We live during an era of the global transmission of antibiotic resistant genes harbored by plasmids. Humans can circumnavigate the globe in less than 24 hours carrying with them the newest generation of multi-drug resistant organisms. Ready access to antibiotics without prescription, the lack of rigorous infection control standards or the health infrastructure needed for surveillance in other countries contribute to the genesis of the perfect storm.
Antibiotic use in humans is only part of the problem. The systematic use of antibiotics as "growth promoters" in animal feed by agribusiness is not generally known by the public. Antibiotic use in the production of animals for human consumption is linked to antibiotic resistance in the food chain and environment. In terms of millions of pounds, far more antibiotics are consumed by animals than humans in the United States. This practice has been successfully outlawed in Europe and other countries. Efforts to curb this practice in this country have not been successful. The 2013 Food and Drug Administration guidance document calls for only nonbinding voluntary compliance.
What kinds of infections are antibiotics most appropriate for now and when don't antibiotics work?
Antibiotics are not indicated for most upper respiratory infections (coughs, colds, sore throats, conjunctivitis, sinusitis etc). A common misconception is that a purulent yellow or green nasal discharge mandates antibiotic treatment: No. Antibiotics are not needed for viral infections such as influenza or for most cases of episodic gastroenteritis. When an antibiotic is truly indicated, the shortest duration is best. Many infections like pneumonia or a bladder infection are now recommended to be treated for a much shorter duration than in the past. Longer is not generally better.
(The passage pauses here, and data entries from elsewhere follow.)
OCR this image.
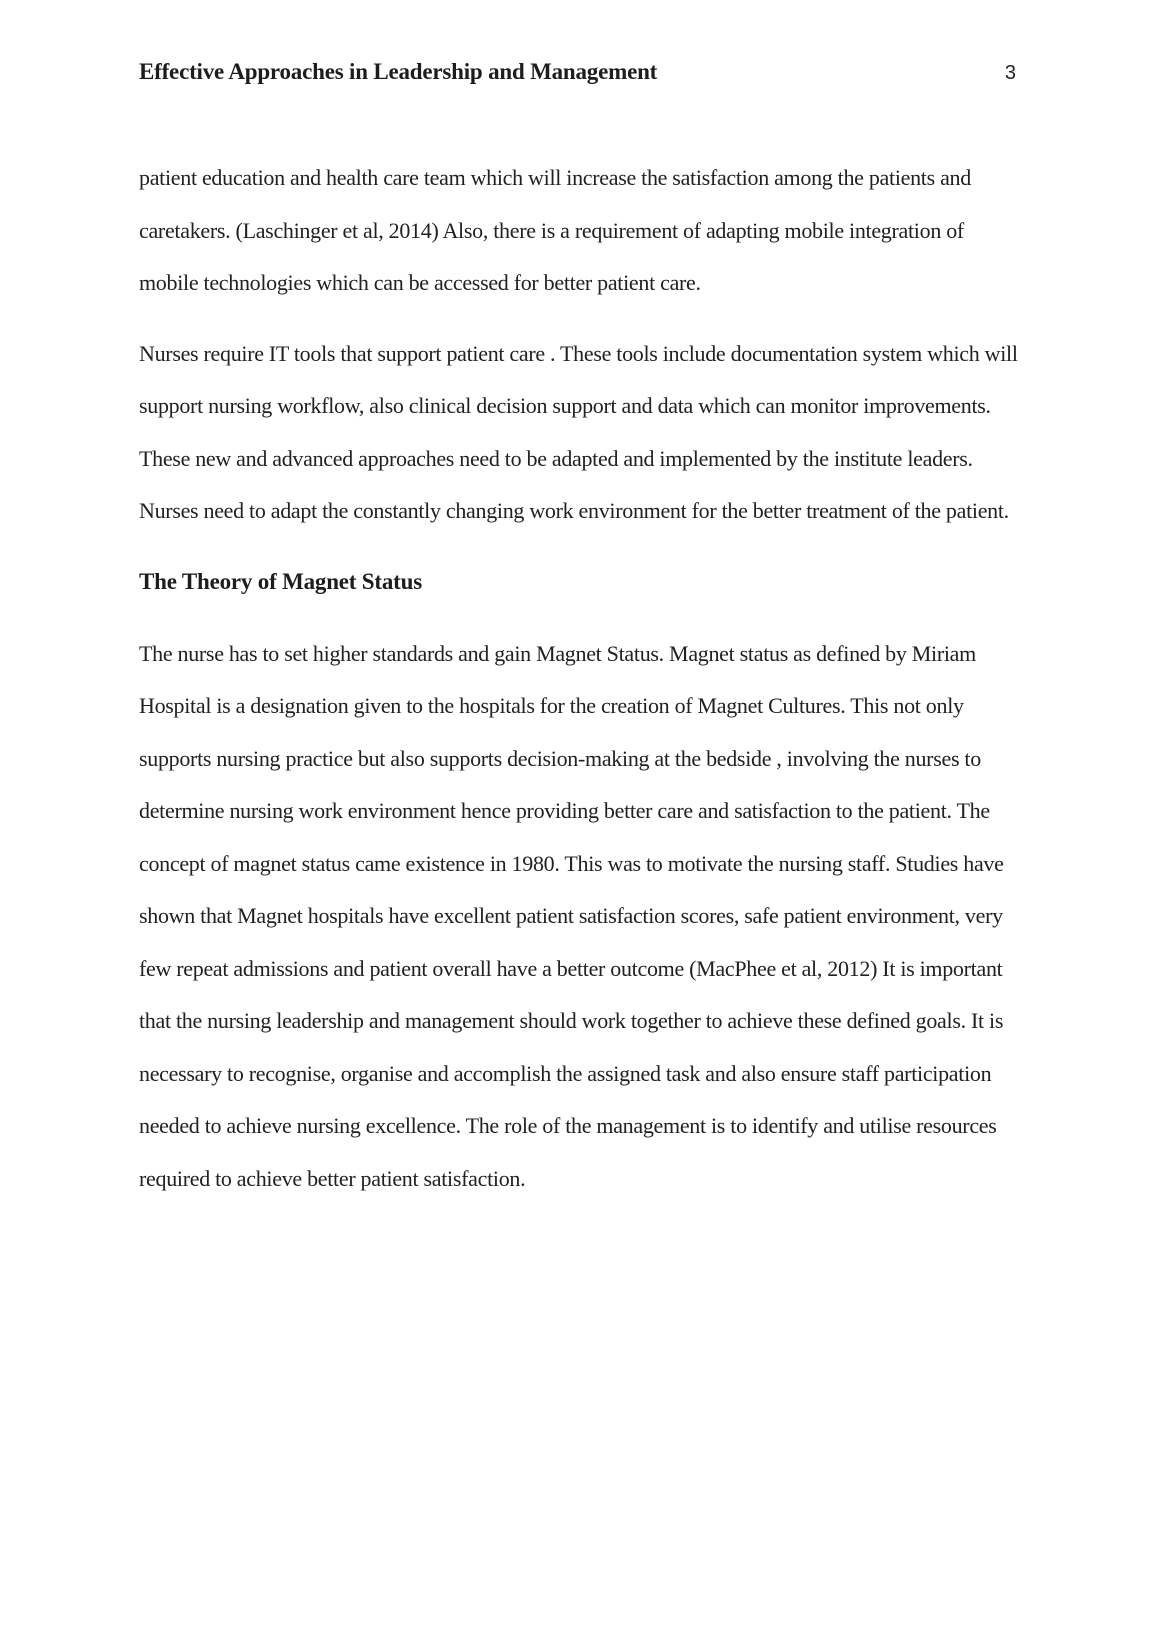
Effective Approaches in Leadership and Management	3

patient education and health care team which will increase the satisfaction among the patients and caretakers. (Laschinger et al, 2014) Also, there is a requirement of adapting mobile integration of mobile technologies which can be accessed for better patient care.

Nurses require IT tools that support patient care . These tools include documentation system which will support nursing workflow, also clinical decision support and data which can monitor improvements. These new and advanced approaches need to be adapted and implemented by the institute leaders. Nurses need to adapt the constantly changing work environment for the better treatment of the patient.

The Theory of Magnet Status

The nurse has to set higher standards and gain Magnet Status. Magnet status as defined by Miriam Hospital is a designation given to the hospitals for the creation of Magnet Cultures. This not only supports nursing practice but also supports decision-making at the bedside , involving the nurses to determine nursing work environment hence providing better care and satisfaction to the patient. The concept of magnet status came existence in 1980. This was to motivate the nursing staff. Studies have shown that Magnet hospitals have excellent patient satisfaction scores, safe patient environment, very few repeat admissions and patient overall have a better outcome (MacPhee et al, 2012) It is important that the nursing leadership and management should work together to achieve these defined goals. It is necessary to recognise, organise and accomplish the assigned task and also ensure staff participation needed to achieve nursing excellence. The role of the management is to identify and utilise resources required to achieve better patient satisfaction.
Follow up with the prescriber is essential as response to treatment is very dependent on one's past medical history and underlying condition. If a culture is done, ask for the results. If taking an antibiotic, it is very reasonable to take an over-the-counter probiotic such as Lactobacillus in order to maintain a healthy microbiome and to reduce the risk of diarrhea or yeast infection.
What can people do to reduce their need or use of antibiotics?
The benefit of routine immunization for children cannot be understated: Tdap, MMR, Hemophilus, Meningococcal, and influenza vaccines and for adults: Pneumococcal and influenza vaccines. Viral diseases such as measles or influenza can be complicated by very severe secondary bacterial infections. Pneumococcal disease continues to have a high mortality rate in adults and the vaccine does reduce mortality.
Stop smoking. It has long been known that smokers have higher post-operative infection rates. Smoking increases the risk of severe lung disease and vascular disease both of which impair natural defenses against infection.
Diabetics should monitor their blood sugar and lose weight. Careful attention to small wounds and foot care can prevent serious and limb-threatening infections.
Do not swim or wade in the bay with even a mild cut or abrasion which can provide an entry route for virulent water-borne organisms.
For those anticipating surgery, the use of Chlorhexidine soap in the shower prior to surgery is an effective way to "decolonize" yourself and reduce the risk of a post-operative wound infection.
Wash your hands. There is no evidence to support the use of special "antimicrobial" additives. Simple soap and water or an alcohol-based hand sanitizer is enough. Though the classic study by Ignaz Philipp Semmelweis was done in the 1840s, we are still working on implementing this simple common sense message.